Place the ball of dough in a large flour-dusted bowl and flour the top of it. Cover the bowl with a damp cloth and place in a warm room or in front of a warm oven for about an hour until the dough has doubled in size.
Now remove the dough to a flour-dusted surface, dust your hands with flour and knead it around a bit to push the air out. Divide the dough up into as many little balls as you want to make pizzas.
Roll the pizzas out using either a rolling-pin or a bottle, be sure to dust the pin regularly. Roll the pizzas 15 to 20 minutes before you want to cook them.
If you’re working in advance, it’s better to leave your dough covered with cling film, in the fridge.
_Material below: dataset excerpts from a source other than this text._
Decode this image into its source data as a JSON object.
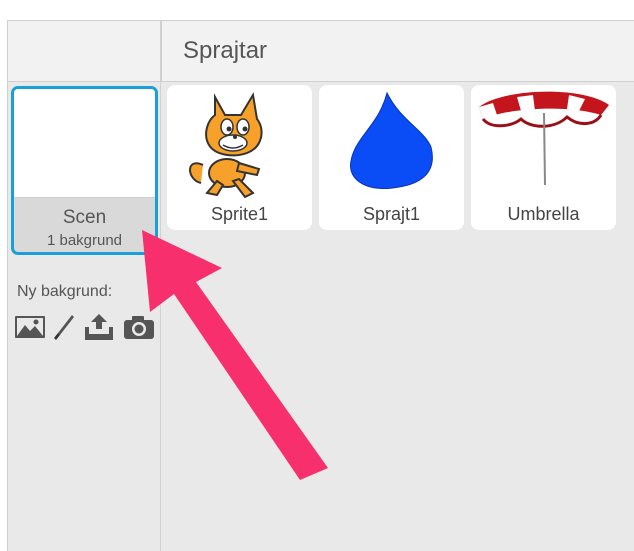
{
  "header": {
    "sprites_title": "Sprajtar"
  },
  "stage": {
    "name": "Scen",
    "backdrop_count": "1 bakgrund",
    "selected_color": "#1aa0d8"
  },
  "new_backdrop": {
    "label": "Ny bakgrund:",
    "tools": [
      "landscape-icon",
      "paintbrush-icon",
      "upload-icon",
      "camera-icon"
    ]
  },
  "sprites": [
    {
      "name": "Sprite1",
      "icon": "scratch-cat-icon"
    },
    {
      "name": "Sprajt1",
      "icon": "blue-drop-icon"
    },
    {
      "name": "Umbrella",
      "icon": "umbrella-icon"
    }
  ],
  "annotation": {
    "arrow_color": "#f7306d"
  }
}
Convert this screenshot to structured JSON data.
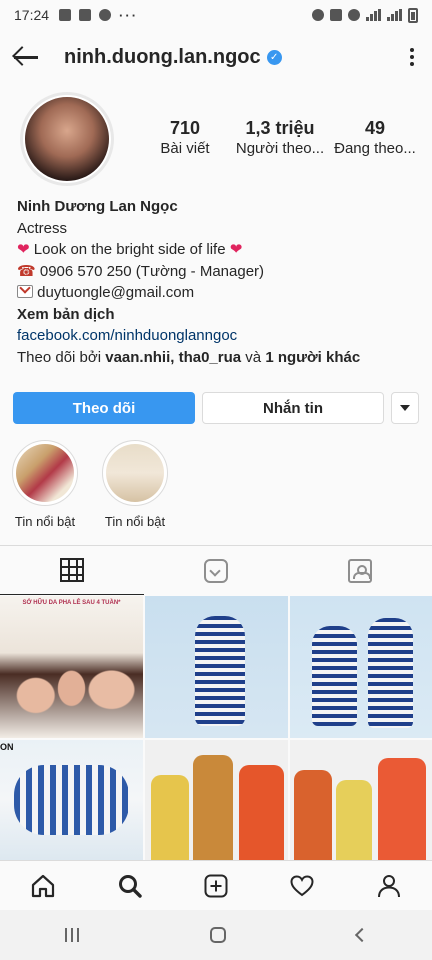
{
  "status_bar": {
    "time": "17:24"
  },
  "header": {
    "username": "ninh.duong.lan.ngoc",
    "verified_mark": "✓"
  },
  "stats": [
    {
      "value": "710",
      "label": "Bài viết"
    },
    {
      "value": "1,3 triệu",
      "label": "Người theo..."
    },
    {
      "value": "49",
      "label": "Đang theo..."
    }
  ],
  "bio": {
    "name": "Ninh Dương Lan Ngọc",
    "category": "Actress",
    "heart": "❤",
    "line1": " Look on the bright side of life ",
    "phone_icon": "☎",
    "phone": " 0906 570 250 (Tường - Manager)",
    "email": " duytuongle@gmail.com",
    "translate": "Xem bản dịch",
    "link": "facebook.com/ninhduonglanngoc",
    "followed_by_prefix": "Theo dõi bởi ",
    "followed_by_names": "vaan.nhii, tha0_rua",
    "followed_by_and": " và ",
    "followed_by_others": "1 người khác"
  },
  "buttons": {
    "follow": "Theo dõi",
    "message": "Nhắn tin"
  },
  "highlights": [
    {
      "label": "Tin nổi bật"
    },
    {
      "label": "Tin nổi bật"
    }
  ],
  "tabs": [
    {
      "icon": "grid-icon",
      "active": true
    },
    {
      "icon": "igtv-icon",
      "active": false
    },
    {
      "icon": "tagged-icon",
      "active": false
    }
  ],
  "posts": {
    "first_caption": "SỞ HỮU DA PHA LÊ SAU 4 TUẦN*",
    "fourth_caption": "ON"
  },
  "colors": {
    "follow_button": "#3897f0",
    "verified": "#3897f0",
    "link": "#003569",
    "heart": "#e0245e"
  }
}
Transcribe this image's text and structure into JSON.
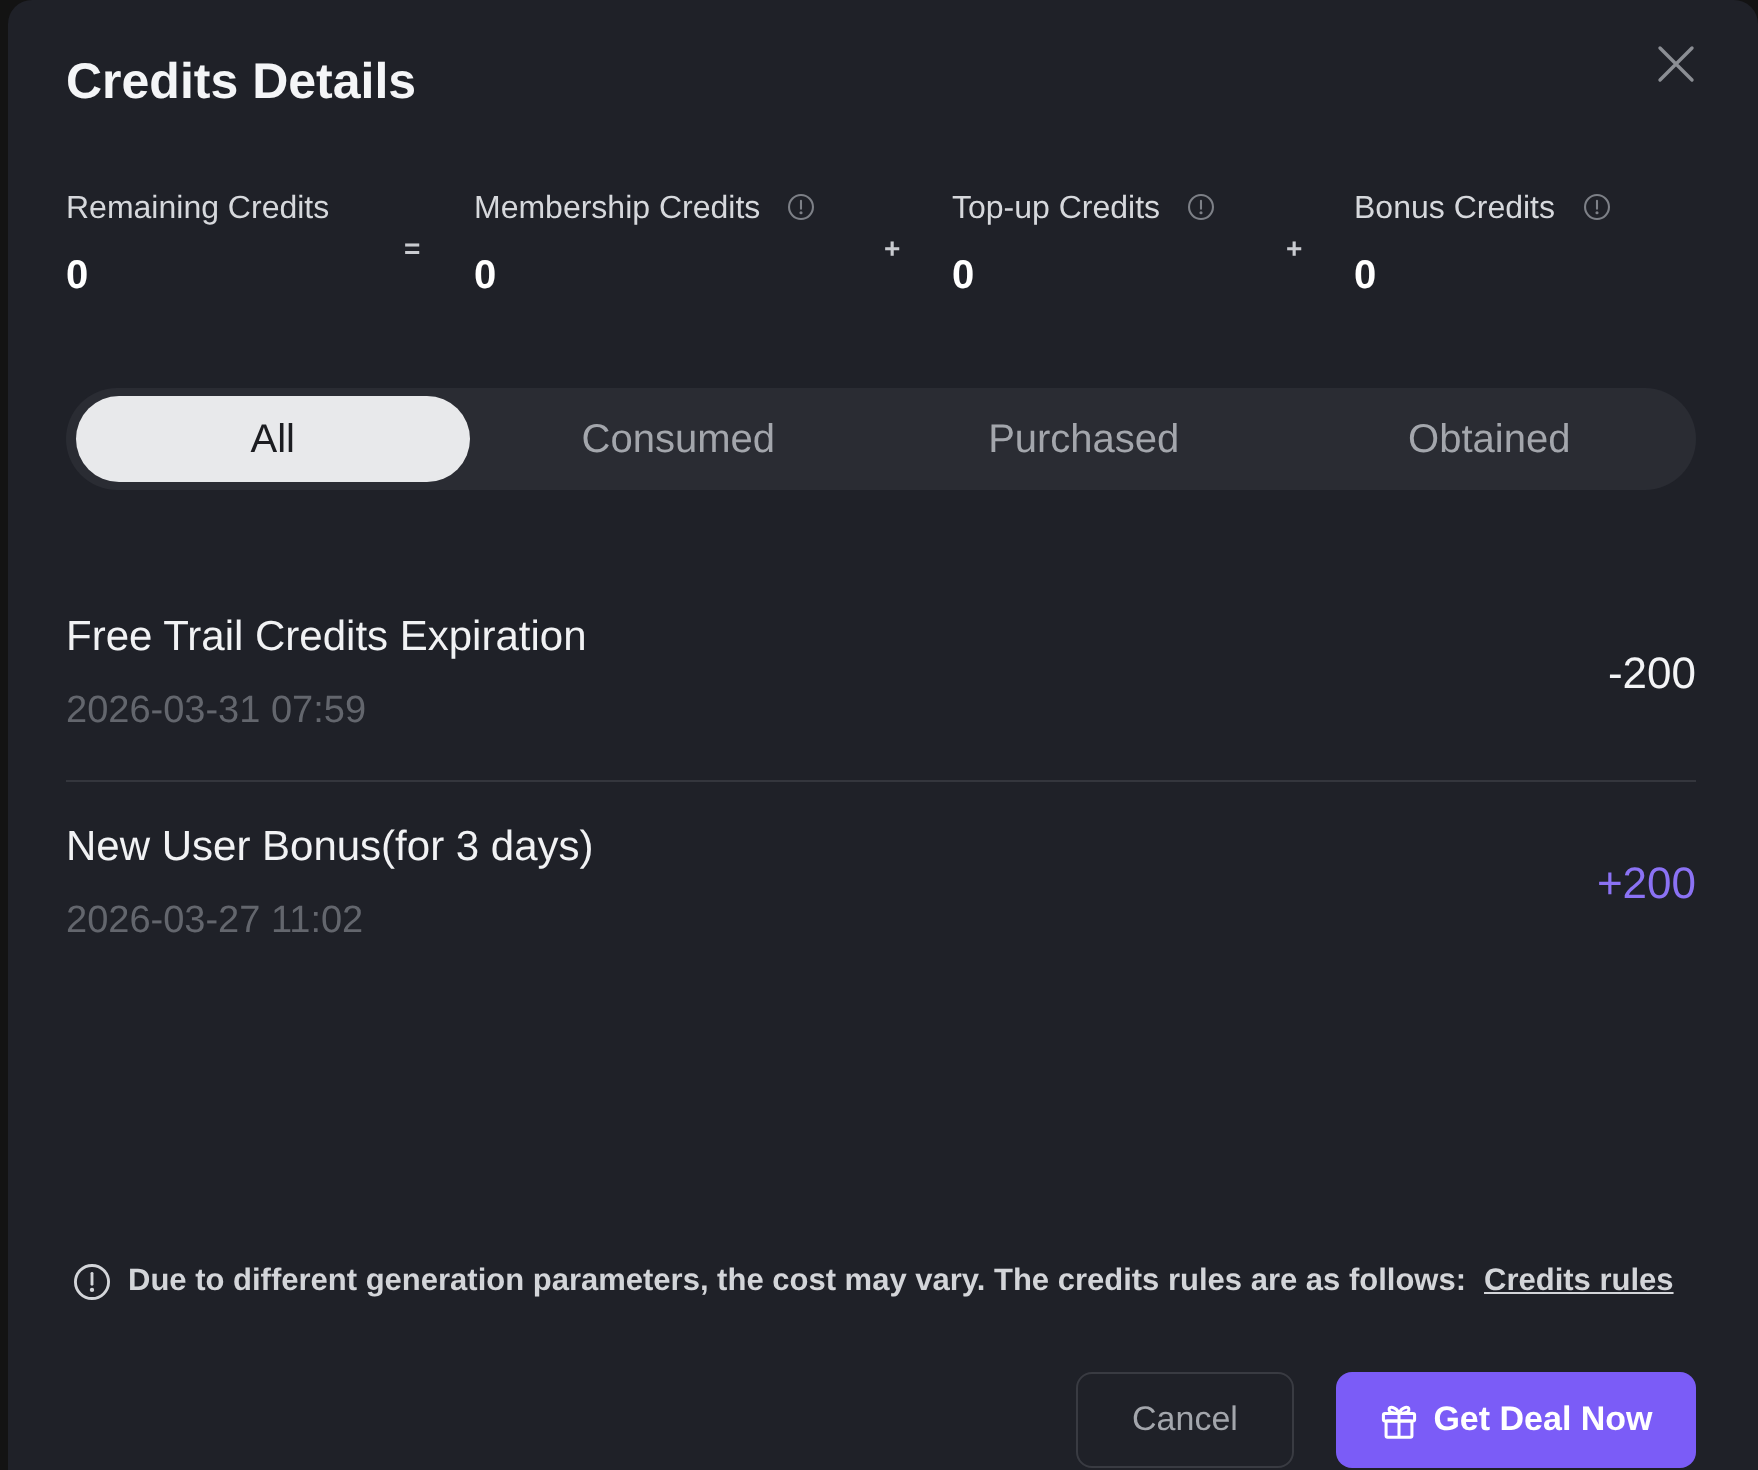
{
  "dialog": {
    "title": "Credits Details"
  },
  "summary": [
    {
      "label": "Remaining Credits",
      "value": "0",
      "info": false
    },
    {
      "label": "Membership Credits",
      "value": "0",
      "info": true
    },
    {
      "label": "Top-up Credits",
      "value": "0",
      "info": true
    },
    {
      "label": "Bonus Credits",
      "value": "0",
      "info": true
    }
  ],
  "operators": [
    "=",
    "+",
    "+"
  ],
  "tabs": [
    {
      "label": "All",
      "selected": true
    },
    {
      "label": "Consumed",
      "selected": false
    },
    {
      "label": "Purchased",
      "selected": false
    },
    {
      "label": "Obtained",
      "selected": false
    }
  ],
  "records": [
    {
      "title": "Free Trail Credits Expiration",
      "date": "2026-03-31 07:59",
      "amount": "-200",
      "kind": "debit"
    },
    {
      "title": "New User Bonus(for 3 days)",
      "date": "2026-03-27 11:02",
      "amount": "+200",
      "kind": "credit"
    }
  ],
  "note": {
    "text": "Due to different generation parameters, the cost may vary. The credits rules are as follows:",
    "link": "Credits rules"
  },
  "buttons": [
    {
      "label": "Cancel",
      "kind": "secondary"
    },
    {
      "label": "Get Deal Now",
      "kind": "primary"
    }
  ]
}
However, if you want to get them rolled out so there’s one less thing to do when your guests are round, simply roll the dough out into rough “circles” (way easier said than done), about 0.5cm thick, and place them on slightly larger pieces of olive-oil-rubbed and flour-dusted tinfoil. You can then stack the pizzas, cover them with clingfilm, and pop them into the fridge.
To make the foccacia:
Place the pizza stone on the bottom rack of the oven and preheat to 240°C.
Take the roughly rolled out dough and push down on top of the dough like a piano to make lots of rough dips and wells. Then run the rosemary under boiling water and bruise the leaves with your hands, push the leaves into the dough and sprinkle the crushed garlic, a splash of olive oil, sea salt and black pepper. Place in the oven and cook for 10-15 minutes, turning the foccacia regularly, bake until golden on top and soft in the middle. Serve with onion marmalade and a cold glass of white wine ❤
(The same cooking time applies if you want to make a normal pizza).